UNION PACIFIC RAILWAY
A SECTION-HAND ON THE UNION PACIFIC RAILWAY
It cost five cents to go from Council Bluffs to Omaha in the summer of 1892. That was the toll of a foot passenger in crossing the bridge which, spanning the Missouri, joined the two cities. It was a reasonable toll, I dare say, and paid probably no more than a fair return on the capital invested in the bridge, but it was five cents and I had only one. One dingy copper coin, with its Indian head and laurel wreath, was all that was left of the savings from my last job. I must, therefore, find work in Council Bluffs, and the letters which had been waiting for me in Omaha must wait a little longer. But I felt fagged, for I had reached the end of a six days’ walk of some 200 miles, so I took a seat on a bench in the shade in the public square near a fountain, whose play was soothing in the heat of a midsummer afternoon.

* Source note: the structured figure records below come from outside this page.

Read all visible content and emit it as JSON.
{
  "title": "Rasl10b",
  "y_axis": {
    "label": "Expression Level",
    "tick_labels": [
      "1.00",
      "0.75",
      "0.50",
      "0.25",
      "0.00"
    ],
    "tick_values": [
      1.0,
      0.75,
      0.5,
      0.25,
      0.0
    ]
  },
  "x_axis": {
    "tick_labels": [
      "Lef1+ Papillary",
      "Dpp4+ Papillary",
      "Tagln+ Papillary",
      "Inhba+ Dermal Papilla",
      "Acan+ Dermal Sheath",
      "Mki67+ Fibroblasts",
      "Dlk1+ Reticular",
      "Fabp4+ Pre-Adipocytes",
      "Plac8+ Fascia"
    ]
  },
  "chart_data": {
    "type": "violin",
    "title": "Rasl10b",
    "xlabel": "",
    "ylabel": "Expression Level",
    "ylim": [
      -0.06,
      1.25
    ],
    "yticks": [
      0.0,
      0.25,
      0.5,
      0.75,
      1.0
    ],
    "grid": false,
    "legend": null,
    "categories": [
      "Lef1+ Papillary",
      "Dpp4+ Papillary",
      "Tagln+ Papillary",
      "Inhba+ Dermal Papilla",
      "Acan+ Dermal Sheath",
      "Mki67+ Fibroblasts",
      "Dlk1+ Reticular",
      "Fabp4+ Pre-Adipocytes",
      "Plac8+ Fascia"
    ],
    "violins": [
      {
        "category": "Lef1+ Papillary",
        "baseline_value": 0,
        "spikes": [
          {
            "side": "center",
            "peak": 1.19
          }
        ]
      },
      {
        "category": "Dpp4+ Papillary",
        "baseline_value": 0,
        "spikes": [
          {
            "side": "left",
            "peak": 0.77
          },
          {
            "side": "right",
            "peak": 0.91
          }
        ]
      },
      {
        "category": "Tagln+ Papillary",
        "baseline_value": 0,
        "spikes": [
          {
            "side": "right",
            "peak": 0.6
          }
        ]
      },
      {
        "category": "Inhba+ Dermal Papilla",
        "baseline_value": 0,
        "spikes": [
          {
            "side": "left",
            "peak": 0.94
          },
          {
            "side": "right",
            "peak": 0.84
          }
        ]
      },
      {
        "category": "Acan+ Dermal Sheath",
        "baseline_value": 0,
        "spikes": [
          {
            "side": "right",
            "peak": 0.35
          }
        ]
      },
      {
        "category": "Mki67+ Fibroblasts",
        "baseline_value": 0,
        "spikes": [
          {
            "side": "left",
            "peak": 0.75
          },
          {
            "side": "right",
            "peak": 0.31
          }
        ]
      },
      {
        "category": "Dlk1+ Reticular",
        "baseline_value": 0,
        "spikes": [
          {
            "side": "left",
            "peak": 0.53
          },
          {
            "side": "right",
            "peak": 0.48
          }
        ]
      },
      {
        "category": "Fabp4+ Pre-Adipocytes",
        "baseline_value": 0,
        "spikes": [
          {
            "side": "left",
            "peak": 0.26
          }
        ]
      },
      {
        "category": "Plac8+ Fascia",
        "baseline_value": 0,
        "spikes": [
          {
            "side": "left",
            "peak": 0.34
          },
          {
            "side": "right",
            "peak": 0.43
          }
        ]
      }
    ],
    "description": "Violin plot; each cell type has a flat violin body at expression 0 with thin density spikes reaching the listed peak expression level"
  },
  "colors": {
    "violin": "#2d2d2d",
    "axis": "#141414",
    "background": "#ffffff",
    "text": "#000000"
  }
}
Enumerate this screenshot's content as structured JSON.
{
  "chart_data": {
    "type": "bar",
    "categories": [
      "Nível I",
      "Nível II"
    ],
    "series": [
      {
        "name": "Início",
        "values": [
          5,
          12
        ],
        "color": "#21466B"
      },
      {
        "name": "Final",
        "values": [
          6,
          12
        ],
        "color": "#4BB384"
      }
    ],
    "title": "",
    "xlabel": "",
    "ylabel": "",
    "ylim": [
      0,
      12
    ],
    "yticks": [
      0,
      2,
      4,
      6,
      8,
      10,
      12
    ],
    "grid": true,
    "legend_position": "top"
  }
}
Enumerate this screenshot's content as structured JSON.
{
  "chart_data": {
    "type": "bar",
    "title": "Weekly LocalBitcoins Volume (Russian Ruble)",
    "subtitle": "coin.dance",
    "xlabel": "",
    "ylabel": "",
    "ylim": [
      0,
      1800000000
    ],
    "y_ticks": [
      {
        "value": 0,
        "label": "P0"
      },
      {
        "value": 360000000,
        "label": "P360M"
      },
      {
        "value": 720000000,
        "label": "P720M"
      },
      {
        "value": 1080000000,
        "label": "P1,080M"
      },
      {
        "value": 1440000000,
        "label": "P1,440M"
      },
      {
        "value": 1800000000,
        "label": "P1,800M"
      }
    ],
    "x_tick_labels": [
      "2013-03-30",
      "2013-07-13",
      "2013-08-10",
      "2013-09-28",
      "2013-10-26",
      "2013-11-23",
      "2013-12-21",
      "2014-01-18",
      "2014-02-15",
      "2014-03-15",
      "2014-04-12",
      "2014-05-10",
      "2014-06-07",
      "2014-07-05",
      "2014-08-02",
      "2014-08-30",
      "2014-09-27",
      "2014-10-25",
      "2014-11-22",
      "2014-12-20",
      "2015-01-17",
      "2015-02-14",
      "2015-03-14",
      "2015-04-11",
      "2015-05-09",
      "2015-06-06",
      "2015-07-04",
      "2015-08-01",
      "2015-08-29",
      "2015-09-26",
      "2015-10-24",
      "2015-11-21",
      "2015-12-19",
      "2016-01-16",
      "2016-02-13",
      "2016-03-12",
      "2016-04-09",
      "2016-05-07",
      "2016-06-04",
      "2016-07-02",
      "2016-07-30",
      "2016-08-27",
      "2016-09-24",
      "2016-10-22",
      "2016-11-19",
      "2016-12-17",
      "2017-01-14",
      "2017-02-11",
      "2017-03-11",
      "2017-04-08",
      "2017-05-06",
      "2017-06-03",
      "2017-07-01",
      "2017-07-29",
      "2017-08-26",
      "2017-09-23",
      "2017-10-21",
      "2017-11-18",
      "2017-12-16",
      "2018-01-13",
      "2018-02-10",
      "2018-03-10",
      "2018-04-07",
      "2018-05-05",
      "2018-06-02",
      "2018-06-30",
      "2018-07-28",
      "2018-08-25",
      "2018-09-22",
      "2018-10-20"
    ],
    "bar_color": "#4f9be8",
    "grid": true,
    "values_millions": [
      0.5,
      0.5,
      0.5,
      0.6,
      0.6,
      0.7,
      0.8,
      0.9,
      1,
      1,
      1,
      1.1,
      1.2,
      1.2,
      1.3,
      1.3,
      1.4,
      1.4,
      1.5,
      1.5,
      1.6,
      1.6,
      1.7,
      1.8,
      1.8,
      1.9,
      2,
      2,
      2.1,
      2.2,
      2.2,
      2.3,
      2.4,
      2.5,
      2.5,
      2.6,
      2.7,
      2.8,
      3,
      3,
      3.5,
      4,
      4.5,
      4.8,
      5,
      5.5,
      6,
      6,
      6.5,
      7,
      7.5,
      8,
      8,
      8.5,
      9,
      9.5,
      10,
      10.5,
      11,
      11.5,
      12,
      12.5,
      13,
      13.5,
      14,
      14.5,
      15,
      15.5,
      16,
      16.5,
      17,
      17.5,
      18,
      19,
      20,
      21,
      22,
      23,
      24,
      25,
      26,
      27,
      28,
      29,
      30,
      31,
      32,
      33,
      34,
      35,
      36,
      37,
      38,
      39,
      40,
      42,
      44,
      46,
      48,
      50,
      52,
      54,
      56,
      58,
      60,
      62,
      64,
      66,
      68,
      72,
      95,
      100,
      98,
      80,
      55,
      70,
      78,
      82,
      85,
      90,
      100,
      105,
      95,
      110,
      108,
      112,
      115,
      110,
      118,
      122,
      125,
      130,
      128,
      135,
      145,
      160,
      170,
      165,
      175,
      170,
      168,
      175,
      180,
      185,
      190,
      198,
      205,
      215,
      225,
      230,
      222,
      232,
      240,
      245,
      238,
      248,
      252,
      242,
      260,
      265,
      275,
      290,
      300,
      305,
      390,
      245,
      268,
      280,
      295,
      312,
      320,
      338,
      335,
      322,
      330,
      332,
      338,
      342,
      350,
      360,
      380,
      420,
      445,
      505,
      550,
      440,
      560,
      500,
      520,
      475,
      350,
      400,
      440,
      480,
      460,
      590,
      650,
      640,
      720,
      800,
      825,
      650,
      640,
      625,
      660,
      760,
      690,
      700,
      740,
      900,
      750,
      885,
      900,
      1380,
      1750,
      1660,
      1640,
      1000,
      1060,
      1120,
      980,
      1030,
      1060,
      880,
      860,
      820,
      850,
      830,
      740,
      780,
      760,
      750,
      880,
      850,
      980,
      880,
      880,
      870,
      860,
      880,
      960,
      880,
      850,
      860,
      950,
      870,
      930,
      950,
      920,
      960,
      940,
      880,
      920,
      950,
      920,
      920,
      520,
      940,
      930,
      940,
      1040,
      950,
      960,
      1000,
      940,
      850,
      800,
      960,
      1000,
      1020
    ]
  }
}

I thought regretfully then of the farmer with whom I dined at noon that day, and with whom I might have remained as a hired man. Besides, I remembered with some concern two men on foot who met me on the outskirts of Council Bluffs.
“Where are you from, partner?” one of them asked, with some bluster in his manner.
“I’ve just come down through the State from Algona,” I replied.
“Is there any work out the way you came?”
“Lots of it,” I assured him.
“Well, there ain’t none the way you’re goin’. Me and me pal is wore out lookin’ for a job in Omaha and Council Bluffs.”